Note When a thread dies by returning
or calling ExitThread, the stack for
the thread is destroyed. However, if
TerminateThread is used, the system
does not destroy the thread's stack
until the process that owned the
thread terminates. Microsoft purposely
implemented TerminateThread in this
way. If other still-executing threads
were to reference values on the
forcibly killed thread's stack, these
other threads would raise access
violations. By leaving the killed
thread's stack in memory, other
threads can continue to execute just
fine.
In addition, dynamic-link libraries
(DLLs) usually receive notifications
when a thread is terminating. If a
thread is forcibly killed with
TerminateThread, however, the DLLs do
not receive this notification, which
can prevent proper cleanup.
When a Thread Terminates
The following actions occur when a
thread terminates:
All User object handles owned by the
thread are freed. In Windows, most
objects are owned by the process
containing the thread that creates the
objects.
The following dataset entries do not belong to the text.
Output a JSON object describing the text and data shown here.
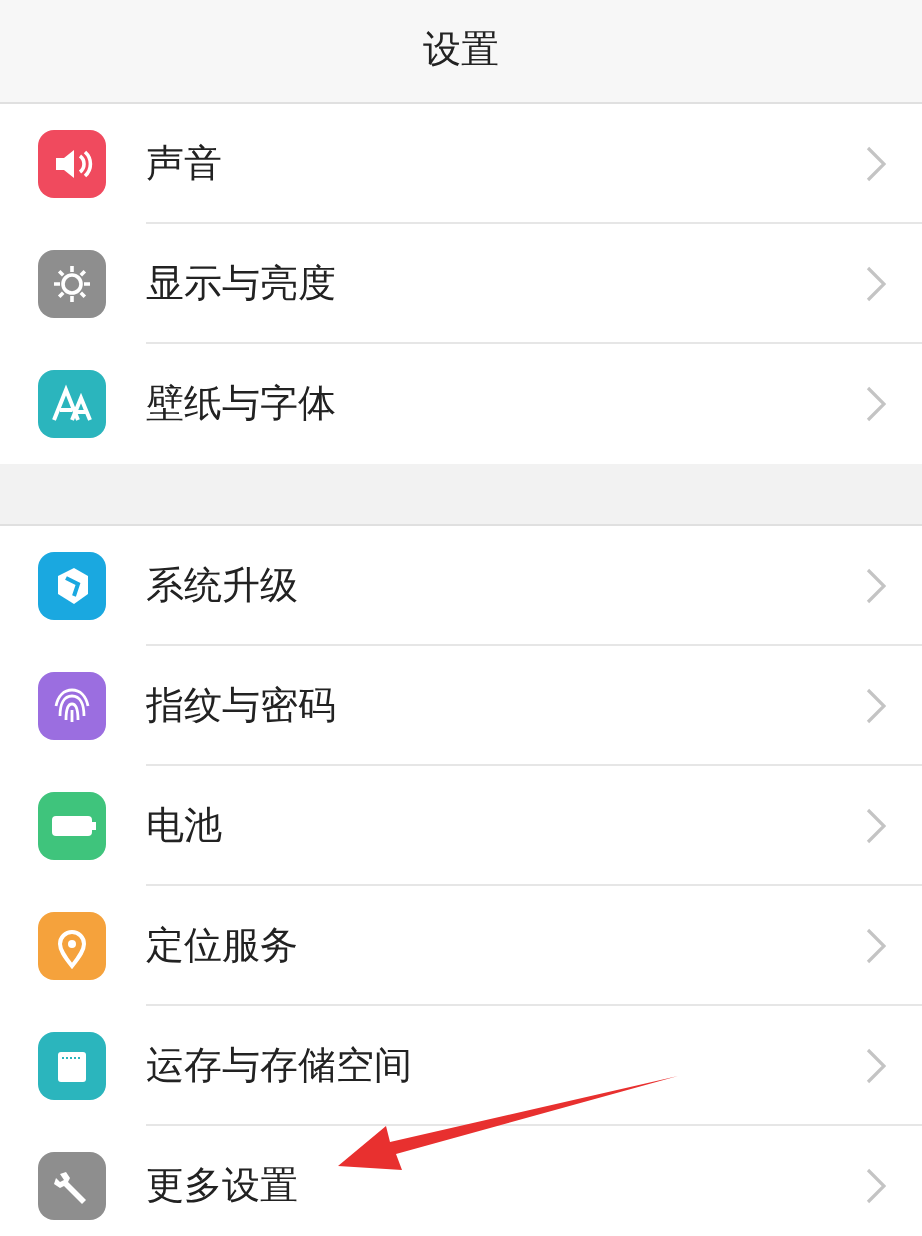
{
  "header": {
    "title": "设置"
  },
  "groups": [
    {
      "items": [
        {
          "label": "声音",
          "kind": "speaker",
          "color": "#f04a5e",
          "pointed": false
        },
        {
          "label": "显示与亮度",
          "kind": "sun",
          "color": "#8e8e8e",
          "pointed": false
        },
        {
          "label": "壁纸与字体",
          "kind": "letters",
          "color": "#2bb5bd",
          "pointed": false
        }
      ]
    },
    {
      "items": [
        {
          "label": "系统升级",
          "kind": "box",
          "color": "#1aa8e0",
          "pointed": false
        },
        {
          "label": "指纹与密码",
          "kind": "fingerprint",
          "color": "#9b6ee0",
          "pointed": false
        },
        {
          "label": "电池",
          "kind": "battery",
          "color": "#3fc47c",
          "pointed": false
        },
        {
          "label": "定位服务",
          "kind": "pin",
          "color": "#f5a23c",
          "pointed": false
        },
        {
          "label": "运存与存储空间",
          "kind": "card",
          "color": "#2bb5bd",
          "pointed": false
        },
        {
          "label": "更多设置",
          "kind": "wrench",
          "color": "#8e8e8e",
          "pointed": true
        }
      ]
    }
  ]
}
However, a thread owns two
User objects: windows and hooks. When
a thread dies, the system
automatically destroys any windows and
uninstalls any hooks that were created
or installed by the thread. Other
objects are destroyed only when the
owning process terminates.
The thread's exit code changes from
STILL_ACTIVE to the code passed to
ExitThread or TerminateThread.
The state of the thread kernel object
becomes signaled.
If the thread is the last active
thread in the process, the system
considers the process terminated as
well.
The thread kernel object's usage count
is decremented by 1.
When a thread terminates, its
associated thread kernel object
doesn't automatically become freed
until all the outstanding references
to the object are closed.
Once a thread is no longer running,
there isn't much any other thread in
the system can do with the thread's
handle. However, these other threads
can call GetExitCodeThread to check
whether the thread identified by
hThread has terminated and, if it has,
determine its exit code:
BOOL GetExitCodeThread( HANDLE
hThread, PDWORD pdwExitCode);
The exit code value is returned in the
DWORD pointed to by pdwExitCode. If
the thread hasn't terminated when
GetExitCodeThread is called, the
function fills the DWORD with the
STILL_ACTIVE identifier (defined as
0x103). If the function is successful,
TRUE is returned.
Maybe you should use pthread_getspecific, pthread_setspecific and pthread_key_create to manage your per thread singleton.